For starters, I saw yer man was not inclined to drink...at all.
OK, perhaps in truth I wasn’t immediately aware this was a gold star quality to have in a boyfriend, but I soon learned. If you are not too sure why, let me enlighten you,
“Imagine never having to get a taxi home from a night out?”
I am that person. As I listen to friends often heated ‘discussions’ as to who is the designated driver, I congratulate myself on my youthful wisdom. Sitting into the waiting car after a night out I often find myself falling a little more in love, nothing at all to do with the alcohol I’ve consumed.
Yes, my younger self was indeed brilliant, a real forward thinker. Not for a moment was I swept away by yer man’s Cork accent and love of GAA, instead I noted the fact he had a head for figures. Not my perfect 19 year old figure, now dead and buried, but the ones that come on statements from the bank. As it turns out that observation was a stroke of genius, for I have no idea where I’d be today if I’d chosen someone with the rather relaxed attitude to bills, money and banks I have.
Take last week for example. Yer man asked me to transfer money from one account to another. Engrossed in Coronation Street, I nodded, paying no attention to fine details such as what account he wished me to transfer the money into.
“So you’re OK to do that?” I heard in the distance.
“How stupid do you think I am?” I replied.
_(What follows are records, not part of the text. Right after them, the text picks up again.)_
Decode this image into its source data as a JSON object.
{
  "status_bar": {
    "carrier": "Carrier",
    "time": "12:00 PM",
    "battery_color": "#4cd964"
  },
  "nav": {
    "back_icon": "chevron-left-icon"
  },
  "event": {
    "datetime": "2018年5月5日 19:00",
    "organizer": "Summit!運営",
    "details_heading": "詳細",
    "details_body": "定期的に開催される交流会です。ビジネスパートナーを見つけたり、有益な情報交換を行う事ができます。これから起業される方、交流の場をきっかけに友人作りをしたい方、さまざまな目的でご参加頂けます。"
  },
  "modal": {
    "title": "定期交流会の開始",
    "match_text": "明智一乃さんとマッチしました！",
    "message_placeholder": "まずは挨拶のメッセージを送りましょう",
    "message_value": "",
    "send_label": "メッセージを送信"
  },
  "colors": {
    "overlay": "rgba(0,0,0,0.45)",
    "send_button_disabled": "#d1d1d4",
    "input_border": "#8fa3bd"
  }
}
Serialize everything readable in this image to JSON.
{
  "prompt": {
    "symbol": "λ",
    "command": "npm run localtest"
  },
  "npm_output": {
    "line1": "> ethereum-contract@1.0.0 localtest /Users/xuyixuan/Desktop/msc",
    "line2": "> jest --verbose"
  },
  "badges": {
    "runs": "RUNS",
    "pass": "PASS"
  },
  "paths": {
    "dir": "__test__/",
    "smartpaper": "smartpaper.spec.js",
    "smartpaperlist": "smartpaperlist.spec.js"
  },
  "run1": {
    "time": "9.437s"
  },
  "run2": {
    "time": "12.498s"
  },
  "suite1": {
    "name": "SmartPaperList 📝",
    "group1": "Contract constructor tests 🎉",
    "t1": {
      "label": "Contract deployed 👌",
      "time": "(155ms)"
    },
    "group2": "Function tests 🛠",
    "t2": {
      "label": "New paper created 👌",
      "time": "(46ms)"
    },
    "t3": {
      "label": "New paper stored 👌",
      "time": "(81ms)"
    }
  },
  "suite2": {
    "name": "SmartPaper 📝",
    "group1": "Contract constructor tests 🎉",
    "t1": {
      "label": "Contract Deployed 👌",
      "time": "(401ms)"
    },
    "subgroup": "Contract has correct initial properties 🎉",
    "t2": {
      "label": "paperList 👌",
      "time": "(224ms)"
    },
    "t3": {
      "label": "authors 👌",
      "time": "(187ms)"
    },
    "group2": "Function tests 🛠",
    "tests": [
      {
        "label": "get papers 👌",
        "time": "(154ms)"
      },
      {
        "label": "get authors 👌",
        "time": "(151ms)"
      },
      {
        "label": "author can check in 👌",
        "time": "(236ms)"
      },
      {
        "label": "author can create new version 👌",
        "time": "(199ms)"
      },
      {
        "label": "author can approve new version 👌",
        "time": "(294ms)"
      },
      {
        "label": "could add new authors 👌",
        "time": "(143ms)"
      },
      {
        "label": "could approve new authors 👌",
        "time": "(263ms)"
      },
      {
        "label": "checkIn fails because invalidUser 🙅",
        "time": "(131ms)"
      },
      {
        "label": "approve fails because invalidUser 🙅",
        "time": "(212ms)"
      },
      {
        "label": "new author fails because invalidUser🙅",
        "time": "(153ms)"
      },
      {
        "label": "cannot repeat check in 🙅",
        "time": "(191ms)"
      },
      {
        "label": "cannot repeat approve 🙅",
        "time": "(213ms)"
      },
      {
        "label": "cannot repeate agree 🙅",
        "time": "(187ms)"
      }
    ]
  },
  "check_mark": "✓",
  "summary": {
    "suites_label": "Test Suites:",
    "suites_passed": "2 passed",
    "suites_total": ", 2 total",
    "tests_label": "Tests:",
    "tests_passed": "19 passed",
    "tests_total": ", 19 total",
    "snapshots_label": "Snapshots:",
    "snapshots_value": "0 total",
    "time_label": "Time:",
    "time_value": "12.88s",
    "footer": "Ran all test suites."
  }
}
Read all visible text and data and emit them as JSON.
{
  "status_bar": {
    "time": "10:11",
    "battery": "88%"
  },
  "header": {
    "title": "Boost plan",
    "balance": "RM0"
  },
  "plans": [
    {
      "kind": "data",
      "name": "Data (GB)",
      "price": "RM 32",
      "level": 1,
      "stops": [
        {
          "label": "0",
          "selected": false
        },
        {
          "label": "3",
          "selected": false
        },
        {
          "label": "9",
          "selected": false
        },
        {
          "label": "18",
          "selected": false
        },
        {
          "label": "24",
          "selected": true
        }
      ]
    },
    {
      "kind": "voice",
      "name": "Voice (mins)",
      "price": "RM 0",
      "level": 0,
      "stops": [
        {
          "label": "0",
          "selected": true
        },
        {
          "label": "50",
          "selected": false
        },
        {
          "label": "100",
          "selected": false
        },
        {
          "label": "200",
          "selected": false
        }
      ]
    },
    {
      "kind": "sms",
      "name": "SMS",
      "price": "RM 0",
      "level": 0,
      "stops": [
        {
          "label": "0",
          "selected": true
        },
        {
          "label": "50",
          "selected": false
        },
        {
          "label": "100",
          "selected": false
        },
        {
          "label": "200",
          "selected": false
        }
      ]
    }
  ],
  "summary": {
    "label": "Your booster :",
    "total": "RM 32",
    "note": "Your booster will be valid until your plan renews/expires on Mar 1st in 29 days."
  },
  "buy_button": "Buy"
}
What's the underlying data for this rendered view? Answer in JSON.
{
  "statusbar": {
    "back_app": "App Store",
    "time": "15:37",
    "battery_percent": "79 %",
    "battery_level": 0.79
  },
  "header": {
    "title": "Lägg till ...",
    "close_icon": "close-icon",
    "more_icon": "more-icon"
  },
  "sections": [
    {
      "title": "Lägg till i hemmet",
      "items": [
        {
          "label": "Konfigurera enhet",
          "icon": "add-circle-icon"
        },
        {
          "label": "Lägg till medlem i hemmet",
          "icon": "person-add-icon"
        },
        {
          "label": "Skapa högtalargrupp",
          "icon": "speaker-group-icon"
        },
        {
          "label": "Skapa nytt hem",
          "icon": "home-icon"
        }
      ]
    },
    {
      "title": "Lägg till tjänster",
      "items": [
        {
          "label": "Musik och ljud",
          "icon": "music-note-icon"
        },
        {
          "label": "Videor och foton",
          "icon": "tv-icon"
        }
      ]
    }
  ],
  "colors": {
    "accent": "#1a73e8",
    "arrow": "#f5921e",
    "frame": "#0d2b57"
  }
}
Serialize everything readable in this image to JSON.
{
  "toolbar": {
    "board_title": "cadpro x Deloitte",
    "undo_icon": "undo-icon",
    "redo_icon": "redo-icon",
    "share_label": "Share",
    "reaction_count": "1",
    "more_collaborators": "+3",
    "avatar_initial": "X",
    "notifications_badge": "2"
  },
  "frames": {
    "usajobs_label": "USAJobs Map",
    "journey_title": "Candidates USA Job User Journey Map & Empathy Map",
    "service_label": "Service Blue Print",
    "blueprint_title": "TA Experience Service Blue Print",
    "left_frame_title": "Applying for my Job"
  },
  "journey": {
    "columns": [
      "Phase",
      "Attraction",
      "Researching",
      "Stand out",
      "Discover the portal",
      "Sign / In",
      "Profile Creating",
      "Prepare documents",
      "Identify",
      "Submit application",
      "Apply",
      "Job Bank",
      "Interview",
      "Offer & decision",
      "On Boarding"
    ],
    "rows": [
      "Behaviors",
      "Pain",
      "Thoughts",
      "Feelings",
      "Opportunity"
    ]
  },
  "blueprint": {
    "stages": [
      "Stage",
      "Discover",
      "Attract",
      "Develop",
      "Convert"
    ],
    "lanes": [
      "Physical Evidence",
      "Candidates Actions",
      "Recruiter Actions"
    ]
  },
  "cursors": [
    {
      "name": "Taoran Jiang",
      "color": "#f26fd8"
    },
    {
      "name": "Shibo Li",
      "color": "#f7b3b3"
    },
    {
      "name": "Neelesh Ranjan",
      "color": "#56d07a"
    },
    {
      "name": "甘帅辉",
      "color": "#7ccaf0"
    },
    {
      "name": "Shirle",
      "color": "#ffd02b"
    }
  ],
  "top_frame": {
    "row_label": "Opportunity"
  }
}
Days later I searched yer man’s orderly folders for details of the account he wished me to credit. Unfortunately, there was a choice I’d not anticipated. Unwilling to appear as stupid as I was in this situation I went with the logic, any account will do. The IBAN number almost killed me, but I’m a quick learner and after a few clicks my job was done.
Three days later yer man stood between me and the television, serious looking folder in hand.
“I thought you transferred that money?”
“I did,” I replied.
“Into what account?”
Yikes, my ‘any account will do approach’ didn’t seem such a great idea now. “I’m not sure,” I replied.
“OK, well what bank?” he asked.
Oh, dear. I looked in the folder he was holding. “That one,” I said after leafing through a few pages.
For a moment yer man seemed to have lost the ability to speak but eventually exited spluttering and muttering. I waited for a decent second or two before resuming watching television. Minutes later, Himself and his folder were back.
“You know that account number you used, it’s only an example of an account. It doesn’t really exist!”
Thankfully, many years of marriage have taught me how to deal with a situation such as this. I paused, looked him in the eye and said, “Whoops.”
Since then I’ve not ventured to ask if he’s managed to locate the missing money, but as the folder has been returned to where it lives I suspect all accounts are now in order.
Of course, yer man has only himself to blame. Obviously all those years ago when I was looking beneath the surface, he was blinded by my stunning good looks and personality. Now he must live with the consequences.